Personen wurden nicht verletzt; die Küche wurde jedoch so stark in Mitleidenschaft gezogen, dass eine gründliche Renovierung erforderlich ist.
Text: Polizeiinspektion Goslar
Fassadenbrand nach Abflammarbeiten
Wildemann, Lk. Goslar, 12.09.2011
Am Montagnachmittag kam es auf dem Bohlweg zu einem Fassadenbrand an einem Gaststättengebäude.
Nach ersten Ermittlungen hatte ein 37-jähriger in der Hoteleinfahrt Unkraut abgeflammt. Hierbei schlug offensichtlich die Flamme hinter die Holzverkleidung des Hauses.
Ein Versuch, das Feuer mit einem Pulverlöscher zu bekämpfen, schlug fehl, so dass sich der Brand hinter das Verkleidung weiter entwickeln konnte.
Die eingesetzten Feuerwehrkräfte mussten mehrere Stunden die immer
wieder aufkeimenden Flammen bekämpfen.
Text: Polizei Wolfsburg
Naturfreundehaus durch Feuer beschädigt
Helmstedt, Lk. Helmstedt, 12.09.2011
Und wieder brannte es in der Helmstedter Innenstadt. Am Montagabend gerieten der Schuppen und Teile des Gebäudes des Touristenvereins "Die Naturfreunde" in der Straße Brockenblick in Brand.
Ein aufmerksamer Anwohner der Genthiner Straße hatte gegen 22:40 h von seinem Balkon aus einen Feuerschein bemerkt und die Feuerwehr alarmiert. Diese trafen wenig später am Brandort ein und begannen mit den Löscharbeiten. Nach etwa 40 Minuten war bis auf wenige Brandnester das Feuer gelöscht. Die Spezialisten der Polizei übernahmen die Untersuchungen. Der komplette Dachstuhl des aus Stein gemauerten Schuppens sowie der halbe Dachstuhl des Haupthauses waren durch das Feuer zerstört worden. Die Brandermittler gehen auch in diesem Fall von vorsätzlicher Brandstiftung aus und bitten die Bevölkerung um Hinweise.

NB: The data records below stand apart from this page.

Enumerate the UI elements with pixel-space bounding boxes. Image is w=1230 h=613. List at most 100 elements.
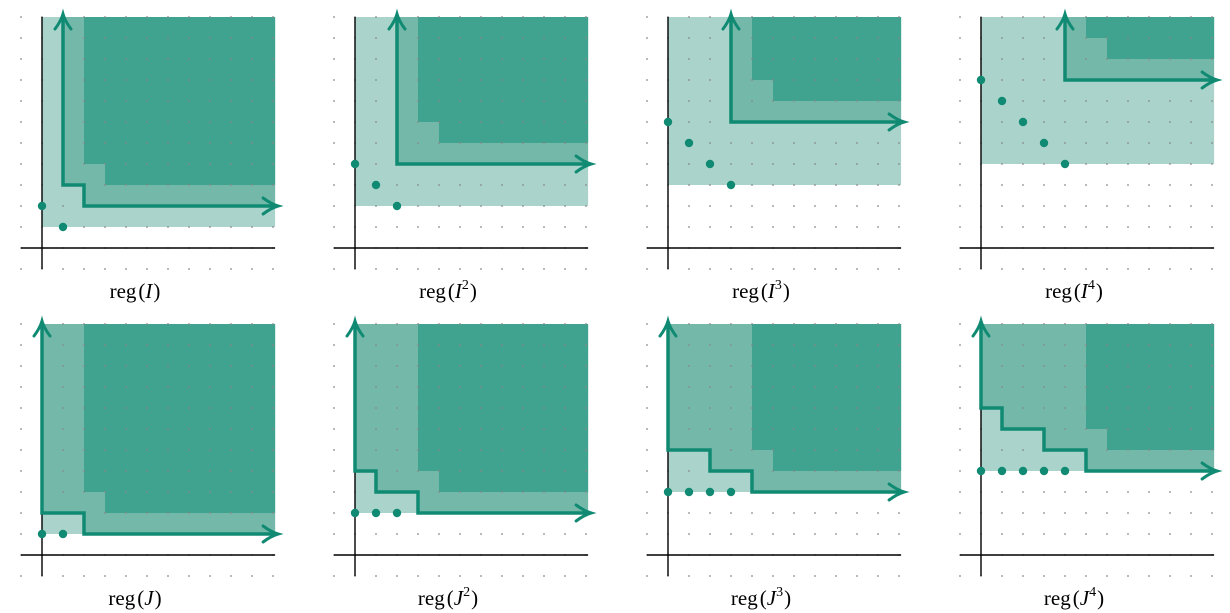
grid-dot	[501, 58, 503, 60]
grid-dot	[751, 407, 753, 409]
grid-dot	[1211, 428, 1213, 430]
grid-dot	[1064, 407, 1066, 409]
staircase-arrow	[729, 17, 902, 124]
grid-dot	[814, 226, 816, 228]
grid-dot	[1190, 491, 1192, 493]
grid-dot	[1211, 533, 1213, 535]
grid-dot	[688, 533, 690, 535]
panel: reg(J3)	[646, 315, 910, 610]
grid-dot	[396, 407, 398, 409]
grid-dot	[1127, 100, 1129, 102]
grid-dot	[104, 184, 106, 186]
grid-dot	[1106, 533, 1108, 535]
grid-dot	[251, 37, 253, 39]
grid-dot	[1022, 344, 1024, 346]
grid-dot	[251, 407, 253, 409]
grid-dot	[375, 100, 377, 102]
grid-dot	[333, 407, 335, 409]
grid-dot	[835, 100, 837, 102]
panel: reg(I3)	[646, 8, 910, 303]
grid-dot	[877, 512, 879, 514]
grid-dot	[417, 121, 419, 123]
grid-dot	[730, 163, 732, 165]
grid-dot	[877, 449, 879, 451]
grid-dot	[1169, 163, 1171, 165]
grid-dot	[814, 79, 816, 81]
grid-dot	[1085, 58, 1087, 60]
grid-dot	[585, 323, 587, 325]
grid-dot	[167, 121, 169, 123]
grid-dot	[522, 344, 524, 346]
grid-dot	[1148, 407, 1150, 409]
grid-dot	[188, 163, 190, 165]
grid-dot	[230, 58, 232, 60]
grid-dot	[856, 344, 858, 346]
grid-dot	[1211, 491, 1213, 493]
grid-dot	[146, 470, 148, 472]
grid-dot	[459, 449, 461, 451]
grid-dot	[272, 323, 274, 325]
grid-dot	[1169, 100, 1171, 102]
grid-dot	[459, 428, 461, 430]
grid-dot	[1085, 365, 1087, 367]
grid-dot	[898, 407, 900, 409]
grid-dot	[1106, 58, 1108, 60]
grid-dot	[646, 512, 648, 514]
grid-dot	[20, 386, 22, 388]
grid-dot	[1043, 226, 1045, 228]
staircase-arrow	[1063, 17, 1215, 82]
grid-dot	[396, 268, 398, 270]
grid-dot	[125, 163, 127, 165]
grid-dot	[772, 205, 774, 207]
arrow-head	[887, 482, 910, 502]
grid-dot	[1190, 386, 1192, 388]
grid-dot	[814, 470, 816, 472]
grid-dot	[1106, 163, 1108, 165]
grid-dot	[83, 58, 85, 60]
generator-dot	[684, 487, 694, 497]
generator-dot	[371, 180, 381, 190]
grid-dot	[104, 470, 106, 472]
grid-dot	[251, 449, 253, 451]
grid-dot	[375, 449, 377, 451]
grid-dot	[1022, 365, 1024, 367]
grid-dot	[251, 344, 253, 346]
grid-dot	[1169, 407, 1171, 409]
grid-dot	[230, 79, 232, 81]
grid-dot	[20, 163, 22, 165]
grid-dot	[188, 428, 190, 430]
grid-dot	[814, 163, 816, 165]
grid-dot	[188, 344, 190, 346]
grid-dot	[1043, 575, 1045, 577]
grid-dot	[104, 512, 106, 514]
grid-dot	[709, 512, 711, 514]
grid-dot	[585, 16, 587, 18]
grid-dot	[1190, 575, 1192, 577]
generator-dot	[684, 138, 694, 148]
grid-dot	[709, 142, 711, 144]
grid-dot	[585, 121, 587, 123]
generator-dot	[997, 466, 1007, 476]
grid-dot	[501, 470, 503, 472]
grid-dot	[480, 323, 482, 325]
grid-dot	[543, 79, 545, 81]
grid-dot	[751, 184, 753, 186]
grid-dot	[501, 428, 503, 430]
grid-dot	[856, 512, 858, 514]
grid-dot	[1127, 428, 1129, 430]
grid-dot	[230, 226, 232, 228]
grid-dot	[104, 163, 106, 165]
grid-dot	[146, 184, 148, 186]
label-exponent: 3	[776, 585, 783, 600]
grid-dot	[375, 79, 377, 81]
grid-dot	[772, 184, 774, 186]
grid-dot	[730, 386, 732, 388]
grid-dot	[1106, 491, 1108, 493]
grid-dot	[188, 470, 190, 472]
grid-dot	[522, 575, 524, 577]
grid-dot	[104, 386, 106, 388]
grid-dot	[480, 100, 482, 102]
grid-dot	[1001, 184, 1003, 186]
grid-dot	[20, 226, 22, 228]
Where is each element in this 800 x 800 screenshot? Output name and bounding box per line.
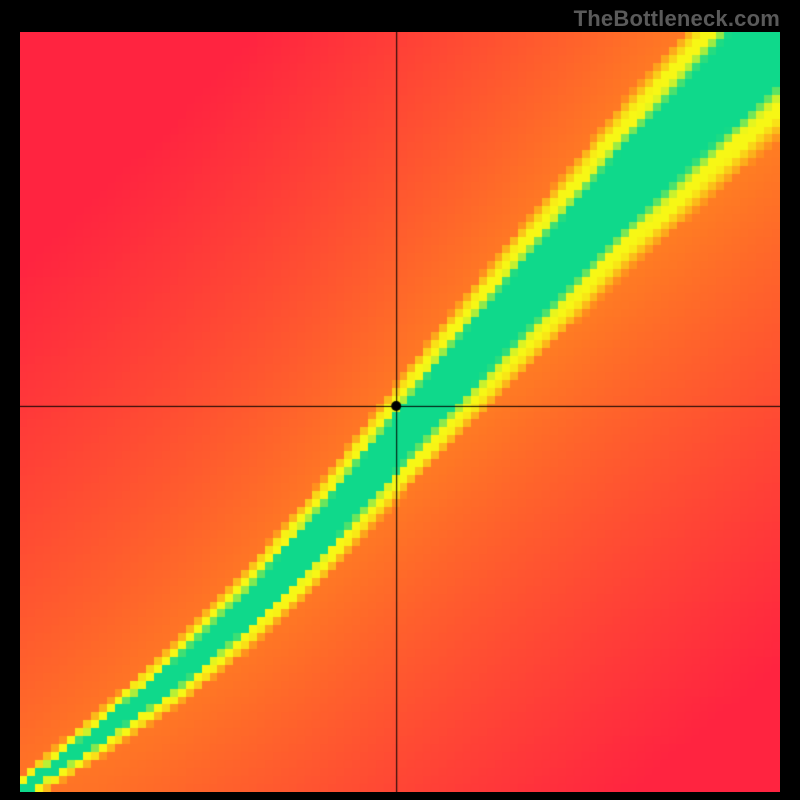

Bereits in der Vergangenheit kam es zu verschiedenen Brandstiftungen in der Helmstedter Innenstadt. Da die Tatzeiten sowohl zur Tages- als auch zur Nachtzeit waren und sich die Tatorte über das gesamte Stadtgebiet verteilen, hoffen die Ermittler der Polizei Helmstedt auf Hinweise von Zeugen. Möglich sei, dass der oder die Täter mit einem Fahrzeug, einem Pkw oder einem Zweirad (auch Fahrrad), unterwegs waren. Beobachtungen bitte an das Polizeikommissariat unter der Rufnummer 05351-5210.
Text: Polizeiinspektion Lüneburg
Technischer Defekt verursacht Brand bei Biogasanlage
Schnega, Lk. Lüchow-Dannenberg, 12.09.2011
Auf dem Betriebsgelände einer Biogasanlage, Im Böhmfeld, kam es in
den Abendstunden zu einem Brand.
Polizei und Feuerwehr wurden von Mitarbeitern der Anlage kurz nach 20:00 h alarmiert. Vom Brand betroffen war jedoch lediglich die an der Biogasanlage angrenzende Trocknungsanlage, in der das Gährungssubstrat als Endprodukt für die Trocknung aufgefangen wird. Ursächlich für den Brand soll ein in der Anlage befindliches Lüftungsrad sein, welches sich überhitzte und letztlich das Gährungssubstrat entzündete. Durch den Brand wurde lediglich die Trocknungsanlage beschädigt; die Biogasanlage blieb unversehrt.
Für die Löschmaßnahmen waren 80 Kräfte der Feuerwehren Schnega und Billerbeck im Einsatz.
Text: Torsten Baxmann
Wasserschaden
Springe, Region Hannover, 12.09.2011
Um 05:10 h wurden die Feuerwehr Springe zu einem Wasserschaden in einem Mehrfamilienhaus an der Johann-Heinrich-Schröder-Straße alarmiert. In einer Wohnung im 5. Obergeschoss war der Schlauch einer Waschmaschine defekt und setzte die Wohnung unter Wasser. Ein Großteil des ausgetretenen Wassers konnte durch die Einsatzkräfte mittels eines Wasserstaubsaugers aufgenommen und über die Abwasserleitung entsorgt werden. Durch das ausgetretene Wasser wurden zudem mehrere darunter liegende Wohnungen in Mitleidenschaft gezogen.
Der Feuerwehreinsatz war nach knapp 90 Minuten beendet. Im Einsatz waren sieben Einsatzkräfte mit drei Einsatzfahrzeugen.